One thing we did on our Nimbles, is we created a Performance Policy just for a TempDB volume.

8KB block size, Compress On, Cache Off       And then a 64KB NTFS cluster size during VM drive formatting.

In your opinion, would this be helpful for storage admins that need to "section off" TempDB for larger deployments?


Our TempDB volumes are not very big, so putting our TempDB logs on a 4KB block sized volume didn't seem necessary.
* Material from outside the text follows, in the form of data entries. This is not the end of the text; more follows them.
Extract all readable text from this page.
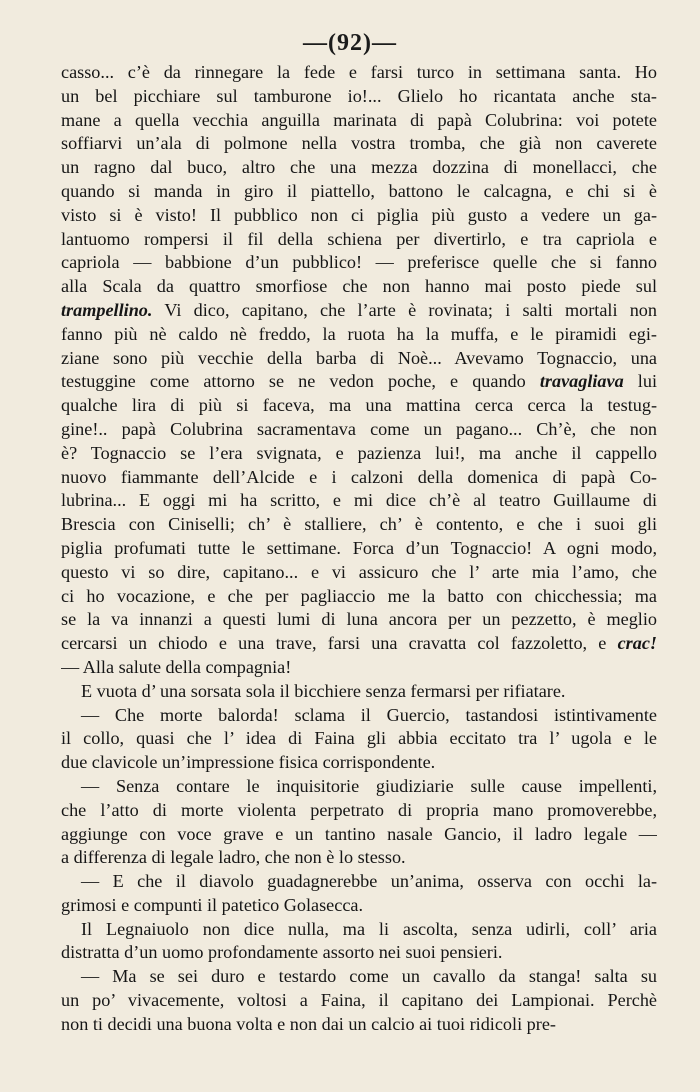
—(92)—
casso... c’è da rinnegare la fede e farsi turco in settimana santa. Ho
un bel picchiare sul tamburone io!... Glielo ho ricantata anche sta-
mane a quella vecchia anguilla marinata di papà Colubrina: voi potete
soffiarvi un’ala di polmone nella vostra tromba, che già non caverete
un ragno dal buco, altro che una mezza dozzina di monellacci, che
quando si manda in giro il piattello, battono le calcagna, e chi si è
visto si è visto! Il pubblico non ci piglia più gusto a vedere un ga-
lantuomo rompersi il fil della schiena per divertirlo, e tra capriola e
capriola — babbione d’un pubblico! — preferisce quelle che si fanno
alla Scala da quattro smorfiose che non hanno mai posto piede sul
trampellino. Vi dico, capitano, che l’arte è rovinata; i salti mortali non
fanno più nè caldo nè freddo, la ruota ha la muffa, e le piramidi egi-
ziane sono più vecchie della barba di Noè... Avevamo Tognaccio, una
testuggine come attorno se ne vedon poche, e quando travagliava lui
qualche lira di più si faceva, ma una mattina cerca cerca la testug-
gine!.. papà Colubrina sacramentava come un pagano... Ch’è, che non
è? Tognaccio se l’era svignata, e pazienza lui!, ma anche il cappello
nuovo fiammante dell’Alcide e i calzoni della domenica di papà Co-
lubrina... E oggi mi ha scritto, e mi dice ch’è al teatro Guillaume di
Brescia con Ciniselli; ch’ è stalliere, ch’ è contento, e che i suoi gli
piglia profumati tutte le settimane. Forca d’un Tognaccio! A ogni modo,
questo vi so dire, capitano... e vi assicuro che l’ arte mia l’amo, che
ci ho vocazione, e che per pagliaccio me la batto con chicchessia; ma
se la va innanzi a questi lumi di luna ancora per un pezzetto, è meglio
cercarsi un chiodo e una trave, farsi una cravatta col fazzoletto, e crac!
— Alla salute della compagnia!
E vuota d’ una sorsata sola il bicchiere senza fermarsi per rifiatare.
— Che morte balorda! sclama il Guercio, tastandosi istintivamente
il collo, quasi che l’ idea di Faina gli abbia eccitato tra l’ ugola e le
due clavicole un’impressione fisica corrispondente.
— Senza contare le inquisitorie giudiziarie sulle cause impellenti,
che l’atto di morte violenta perpetrato di propria mano promoverebbe,
aggiunge con voce grave e un tantino nasale Gancio, il ladro legale —
a differenza di legale ladro, che non è lo stesso.
— E che il diavolo guadagnerebbe un’anima, osserva con occhi la-
grimosi e compunti il patetico Golasecca.
Il Legnaiuolo non dice nulla, ma li ascolta, senza udirli, coll’ aria
distratta d’un uomo profondamente assorto nei suoi pensieri.
— Ma se sei duro e testardo come un cavallo da stanga! salta su
un po’ vivacemente, voltosi a Faina, il capitano dei Lampionai. Perchè
non ti decidi una buona volta e non dai un calcio ai tuoi ridicoli pre-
If I'm reading this correctly, you have taken it one step further to get the block size and I/O maximized.  If customers have large TempDB databases, I think your mount point setup would be very necessary.  Is this right?

john_delnostro
Occasional Advisor

Re: SQL 2008 on VM Server 2008 setup for Data Disk/Log Disk/Temp Disk

Alex -

Your performance policy for TEMPDB is good. 8K Storage Block size is recommended for the NIMBLE volume.  64KB block size is a Microsoft best practice for optimal SQL reads/writes at the NTFS file system level. My suggestion is to remove compression and enable caching instead... the way I look at it... no sense in having any overhead (on the Nimble processing) compressing the TEMPDB files... the data inside is temporary anyways. You should be using pre allocated files as they are contiguous and are only fragmented temporarily internal to the file... not on the file system. Tempdb is nothing more than work tables and temporary storage. Caching will allow the Nimble to shift "hot spots" of the contiguous TEMPDB files by pushing those "hot spots" of the files on and off the internal SSD's, which is why pre-allocated TEMPDB files work even better with Nimble... outside of doing it anyways as a best practice.
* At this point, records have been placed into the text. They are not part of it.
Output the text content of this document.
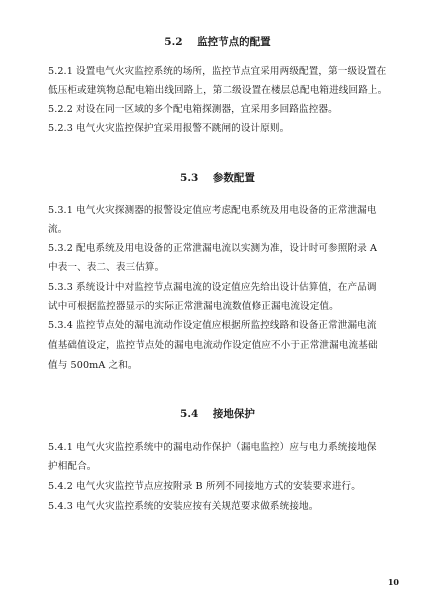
5.2    监控节点的配置
5.2.1 设置电气火灾监控系统的场所，监控节点宜采用两级配置，第一级设置在
低压柜或建筑物总配电箱出线回路上，第二级设置在楼层总配电箱进线回路上。
5.2.2 对设在同一区域的多个配电箱探测器，宜采用多回路监控器。
5.2.3 电气火灾监控保护宜采用报警不跳闸的设计原则。
5.3    参数配置
5.3.1 电气火灾探测器的报警设定值应考虑配电系统及用电设备的正常泄漏电
流。
5.3.2 配电系统及用电设备的正常泄漏电流以实测为准，设计时可参照附录 A
中表一、表二、表三估算。
5.3.3 系统设计中对监控节点漏电流的设定值应先给出设计估算值，在产品调
试中可根据监控器显示的实际正常泄漏电流数值修正漏电流设定值。
5.3.4 监控节点处的漏电流动作设定值应根据所监控线路和设备正常泄漏电流
值基础值设定，监控节点处的漏电电流动作设定值应不小于正常泄漏电流基础
值与 500mA 之和。
5.4    接地保护
5.4.1 电气火灾监控系统中的漏电动作保护（漏电监控）应与电力系统接地保
护相配合。
5.4.2 电气火灾监控节点应按附录 B 所列不同接地方式的安装要求进行。
5.4.3 电气火灾监控系统的安装应按有关规范要求做系统接地。
10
So here is an example ... let's say you have two 25 GB LUNS for TEMPDB data and logs respectively. Your SQL server has 4 cores. The optimal layout is as follows...

Disclaimer :

This is a general rule of thumb and may need to be tweaked depending on your system i.e. OLTP, Reporting, or data warehousing etc and TEMPDB usage. I've never seen it be a negative impact in my experience to follow this rule of thumb but I do know everyone has different requirements.
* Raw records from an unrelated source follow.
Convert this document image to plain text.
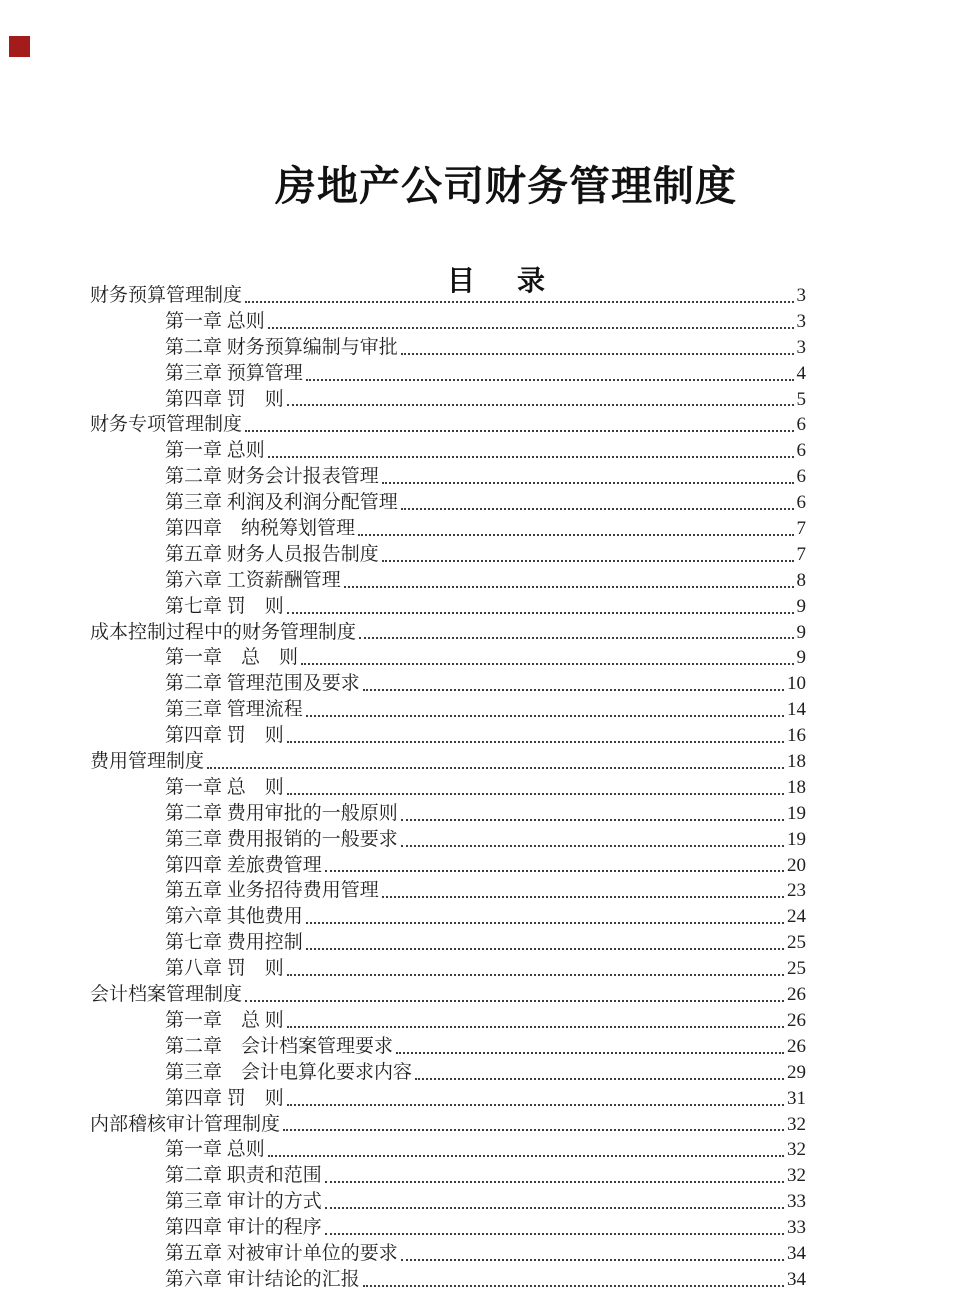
房地产公司财务管理制度
目      录
财务预算管理制度	3
第一章 总则	3
第二章 财务预算编制与审批	3
第三章 预算管理	4
第四章 罚　则	5
财务专项管理制度	6
第一章 总则	6
第二章 财务会计报表管理	6
第三章 利润及利润分配管理	6
第四章　纳税筹划管理	7
第五章 财务人员报告制度	7
第六章 工资薪酬管理	8
第七章 罚　则	9
成本控制过程中的财务管理制度	9
第一章　总　则	9
第二章 管理范围及要求	10
第三章 管理流程	14
第四章 罚　则	16
费用管理制度	18
第一章 总　则	18
第二章 费用审批的一般原则	19
第三章 费用报销的一般要求	19
第四章 差旅费管理	20
第五章 业务招待费用管理	23
第六章 其他费用	24
第七章 费用控制	25
第八章 罚　则	25
会计档案管理制度	26
第一章　总 则	26
第二章　会计档案管理要求	26
第三章　会计电算化要求内容	29
第四章 罚　则	31
内部稽核审计管理制度	32
第一章 总则	32
第二章 职责和范围	32
第三章 审计的方式	33
第四章 审计的程序	33
第五章 对被审计单位的要求	34
第六章 审计结论的汇报	34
TEMPDB_DATA01 LUN (you want them 99% full for contiguous files so.. .99 * 25 = 24.75. 24.75 * 1024 = 25344 then divide this by 4 because you have 4 CPU cores. Look online for TEMPDB sizing and file allocation there are a lot of resources explaining why this is best practices. Each TEMPDB data file will be 6336 and you will have 4 contiguous files on the drive) and you will have 1 contiguous LOG file for TEMPDB because you only need 1 LOG file. Autogrowth settings should be off but doing so you will have to be careful your application/db's do not need more space.

tempdb.mdf 6,336

tempdb2.ndf 6,336

tempdb3.ndf 6,336

tempdb4.ndf 6,336

TEMPDB_LOGS01 LUN

tempdb.ldf 25,344

hope this helps and makes sense... good question by the way.